Assistant Professor Nina Amstutz at the Novalis-Prize ceremony
As a PhD student, Nina Amstutz began noticing anthropomorphic characteristics in the landscape paintings of Caspar David Friedrich, the 19th-century artist whose piece “Wanderer Above the Sea Fog” has become perhaps the most iconic visual symbol of German Romanticism.
Amstutz, an assistant professor in the Department of the History of Art and Architecture, discovered similarities between what life scientists were writing about at the time—comparative anatomy and morphology—and what was appearing in Friedrich’s imagery—such as an oak tree whose branches appear to spread like in diagrams of the nervous system (see “Oak Tree in the Snow” below).
“At the time naturalists were always interested in what studying nature can tell us about ourselves,” Amstutz explained. “When they wrote about minerals, plants, or whatever else, they were also writing about the human mind and body.”
“In a number of Friedrich’s works there are anthropomorphic details, things in the landscape that recall the human form,” she continued.
Discovering the parallels between the scholarship of naturalists and German Romantic landscape painting was the seed for Amstutz’s forthcoming book Caspar David Friedrich: Nature and the Self.
This Spring, the International Novalis Society in collaboration with the Friedrich Schiller University Jena, recognized Amstutz’s work with the biennial Novalis-Prize, a 2,500 Euro award for innovative scholarship in European Romanticism that enters new territory in the research covered. In May, Amstutz traveled to the German village of Wiederstedt, the birthplace of the Romantic poet Novalis, to accept the prize.
The Novalis Family Palace in Wiederstedt (left) and "Oak Tree in the Snow" by Caspar David Friedrich
“It’s gratifying and validating to spend so much time on a project, a project that’s very meaningful to me, and to have scholars in my field appreciate that work,” Amstutz said.

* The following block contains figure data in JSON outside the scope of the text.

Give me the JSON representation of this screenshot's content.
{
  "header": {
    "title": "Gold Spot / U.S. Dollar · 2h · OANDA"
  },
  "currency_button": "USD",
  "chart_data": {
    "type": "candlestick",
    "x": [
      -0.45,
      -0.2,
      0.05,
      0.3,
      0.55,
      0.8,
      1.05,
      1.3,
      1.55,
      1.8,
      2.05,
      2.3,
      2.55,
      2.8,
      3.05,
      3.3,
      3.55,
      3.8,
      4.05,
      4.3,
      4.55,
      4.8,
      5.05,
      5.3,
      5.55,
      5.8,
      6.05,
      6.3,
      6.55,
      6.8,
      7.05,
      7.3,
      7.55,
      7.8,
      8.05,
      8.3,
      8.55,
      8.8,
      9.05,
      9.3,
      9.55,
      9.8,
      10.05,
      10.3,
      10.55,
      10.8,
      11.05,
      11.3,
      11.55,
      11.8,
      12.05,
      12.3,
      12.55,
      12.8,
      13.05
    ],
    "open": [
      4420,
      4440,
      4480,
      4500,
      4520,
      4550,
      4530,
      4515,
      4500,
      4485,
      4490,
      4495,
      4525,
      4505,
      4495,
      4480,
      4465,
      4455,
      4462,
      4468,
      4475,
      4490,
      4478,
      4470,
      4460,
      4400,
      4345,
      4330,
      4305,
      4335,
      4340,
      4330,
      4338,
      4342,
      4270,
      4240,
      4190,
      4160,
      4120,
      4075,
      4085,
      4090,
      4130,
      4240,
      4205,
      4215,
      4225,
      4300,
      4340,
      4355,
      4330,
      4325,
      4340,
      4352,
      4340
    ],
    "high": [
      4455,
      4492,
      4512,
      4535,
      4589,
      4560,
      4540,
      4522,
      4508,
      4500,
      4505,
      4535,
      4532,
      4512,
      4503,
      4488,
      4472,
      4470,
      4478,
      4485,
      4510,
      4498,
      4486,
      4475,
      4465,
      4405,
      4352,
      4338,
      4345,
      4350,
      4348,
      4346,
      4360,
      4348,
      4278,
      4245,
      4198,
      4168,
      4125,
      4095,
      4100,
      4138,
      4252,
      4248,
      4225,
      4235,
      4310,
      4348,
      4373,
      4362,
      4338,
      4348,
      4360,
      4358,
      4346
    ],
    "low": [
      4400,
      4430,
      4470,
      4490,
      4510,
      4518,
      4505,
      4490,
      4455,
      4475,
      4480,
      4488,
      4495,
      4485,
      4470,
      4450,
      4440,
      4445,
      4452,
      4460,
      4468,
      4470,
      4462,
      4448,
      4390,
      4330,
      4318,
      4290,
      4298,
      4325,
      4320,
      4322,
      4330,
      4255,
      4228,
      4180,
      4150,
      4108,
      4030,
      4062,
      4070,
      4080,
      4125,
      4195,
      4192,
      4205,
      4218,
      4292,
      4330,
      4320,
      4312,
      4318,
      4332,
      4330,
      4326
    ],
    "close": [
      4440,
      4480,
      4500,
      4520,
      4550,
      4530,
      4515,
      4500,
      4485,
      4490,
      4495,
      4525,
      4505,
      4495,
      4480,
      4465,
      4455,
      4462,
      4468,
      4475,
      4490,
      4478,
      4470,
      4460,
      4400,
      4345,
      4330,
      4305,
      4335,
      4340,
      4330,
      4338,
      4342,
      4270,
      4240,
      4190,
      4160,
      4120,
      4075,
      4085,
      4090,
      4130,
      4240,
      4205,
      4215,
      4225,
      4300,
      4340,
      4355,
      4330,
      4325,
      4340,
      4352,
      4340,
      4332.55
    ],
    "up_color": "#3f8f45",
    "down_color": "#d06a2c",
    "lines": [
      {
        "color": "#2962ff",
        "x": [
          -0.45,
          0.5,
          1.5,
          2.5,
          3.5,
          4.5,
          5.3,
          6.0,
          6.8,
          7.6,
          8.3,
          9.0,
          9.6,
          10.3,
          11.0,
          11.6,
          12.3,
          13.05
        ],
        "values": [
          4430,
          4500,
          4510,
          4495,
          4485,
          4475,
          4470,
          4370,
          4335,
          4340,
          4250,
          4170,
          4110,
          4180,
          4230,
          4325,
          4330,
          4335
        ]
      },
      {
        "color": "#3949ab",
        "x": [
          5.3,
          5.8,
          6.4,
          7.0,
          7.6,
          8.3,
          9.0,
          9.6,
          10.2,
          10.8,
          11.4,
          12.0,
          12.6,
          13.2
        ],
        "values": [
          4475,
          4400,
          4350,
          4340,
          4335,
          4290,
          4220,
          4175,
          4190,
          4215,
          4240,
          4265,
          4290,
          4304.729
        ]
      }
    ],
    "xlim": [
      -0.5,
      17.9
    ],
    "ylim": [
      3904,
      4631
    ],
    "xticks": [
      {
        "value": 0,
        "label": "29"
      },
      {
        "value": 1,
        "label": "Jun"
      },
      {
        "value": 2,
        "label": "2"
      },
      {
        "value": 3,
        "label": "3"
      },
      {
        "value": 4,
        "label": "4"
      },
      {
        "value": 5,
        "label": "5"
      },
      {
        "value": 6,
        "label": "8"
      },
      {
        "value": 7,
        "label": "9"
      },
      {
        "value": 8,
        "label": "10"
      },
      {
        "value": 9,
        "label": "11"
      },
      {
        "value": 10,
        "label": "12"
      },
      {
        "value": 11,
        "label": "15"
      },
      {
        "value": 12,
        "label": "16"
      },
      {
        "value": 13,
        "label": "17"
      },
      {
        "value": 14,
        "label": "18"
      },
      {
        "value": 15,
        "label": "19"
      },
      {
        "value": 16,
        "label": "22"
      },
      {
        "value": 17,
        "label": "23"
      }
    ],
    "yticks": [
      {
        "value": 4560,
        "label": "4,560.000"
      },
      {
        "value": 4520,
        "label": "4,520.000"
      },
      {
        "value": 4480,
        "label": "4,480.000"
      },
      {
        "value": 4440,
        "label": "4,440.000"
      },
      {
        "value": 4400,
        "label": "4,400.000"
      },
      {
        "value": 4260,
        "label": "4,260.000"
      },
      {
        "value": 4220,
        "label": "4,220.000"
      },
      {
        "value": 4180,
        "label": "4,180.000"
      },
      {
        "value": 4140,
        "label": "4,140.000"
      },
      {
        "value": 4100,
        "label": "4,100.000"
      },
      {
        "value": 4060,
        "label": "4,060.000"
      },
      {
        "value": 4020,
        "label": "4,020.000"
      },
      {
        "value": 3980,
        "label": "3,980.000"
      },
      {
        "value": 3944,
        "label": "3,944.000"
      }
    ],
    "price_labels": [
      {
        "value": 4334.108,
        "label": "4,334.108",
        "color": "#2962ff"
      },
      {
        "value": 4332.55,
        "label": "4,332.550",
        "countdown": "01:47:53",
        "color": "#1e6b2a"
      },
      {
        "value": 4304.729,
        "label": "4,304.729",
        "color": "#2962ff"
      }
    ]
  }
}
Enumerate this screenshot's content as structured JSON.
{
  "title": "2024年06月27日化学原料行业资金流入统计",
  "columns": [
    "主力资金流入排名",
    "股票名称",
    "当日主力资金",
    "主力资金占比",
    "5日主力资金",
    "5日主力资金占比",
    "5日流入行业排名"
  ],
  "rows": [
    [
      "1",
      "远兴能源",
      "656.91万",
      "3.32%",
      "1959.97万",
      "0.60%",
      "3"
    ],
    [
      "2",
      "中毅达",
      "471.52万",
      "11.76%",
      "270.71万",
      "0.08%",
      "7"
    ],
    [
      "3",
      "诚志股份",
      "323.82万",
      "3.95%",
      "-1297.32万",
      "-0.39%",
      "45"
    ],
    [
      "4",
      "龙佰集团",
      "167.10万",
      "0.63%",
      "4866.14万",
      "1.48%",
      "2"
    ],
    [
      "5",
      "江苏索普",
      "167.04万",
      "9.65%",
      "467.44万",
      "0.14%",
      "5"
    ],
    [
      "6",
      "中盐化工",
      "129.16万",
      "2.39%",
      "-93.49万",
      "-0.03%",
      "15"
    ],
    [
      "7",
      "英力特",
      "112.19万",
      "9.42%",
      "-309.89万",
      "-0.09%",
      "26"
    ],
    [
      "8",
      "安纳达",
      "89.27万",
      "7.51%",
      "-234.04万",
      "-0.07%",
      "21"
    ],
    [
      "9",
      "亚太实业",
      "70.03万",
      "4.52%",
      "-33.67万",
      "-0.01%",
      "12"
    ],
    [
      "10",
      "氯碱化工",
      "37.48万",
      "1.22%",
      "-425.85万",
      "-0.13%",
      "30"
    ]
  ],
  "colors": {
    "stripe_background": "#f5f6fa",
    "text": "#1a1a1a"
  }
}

Amstutz first encountered the work of Friedrich when she was in high school and went to see his “Abbey in the Oakwood” in Berlin. “Somehow the artist stuck with me over the years,” she said. Working on this book, Amstutz looked at the artist’s oeuvre, mostly post-1820, alongside primary sources from the life sciences, philosophy, and literature.
“I treat the representation of nature not as something that is either artistic or scientific,” Amstutz explained. “But rather, there are broader cultural forces at work in the way we look at and represent the world in any given historical moment, which cut across disciplines. It’s what historians call the ‘period eye’.”
Caspar David Friedrich: Nature and the Self will be available through Yale University Press in late 2019 or early 2020.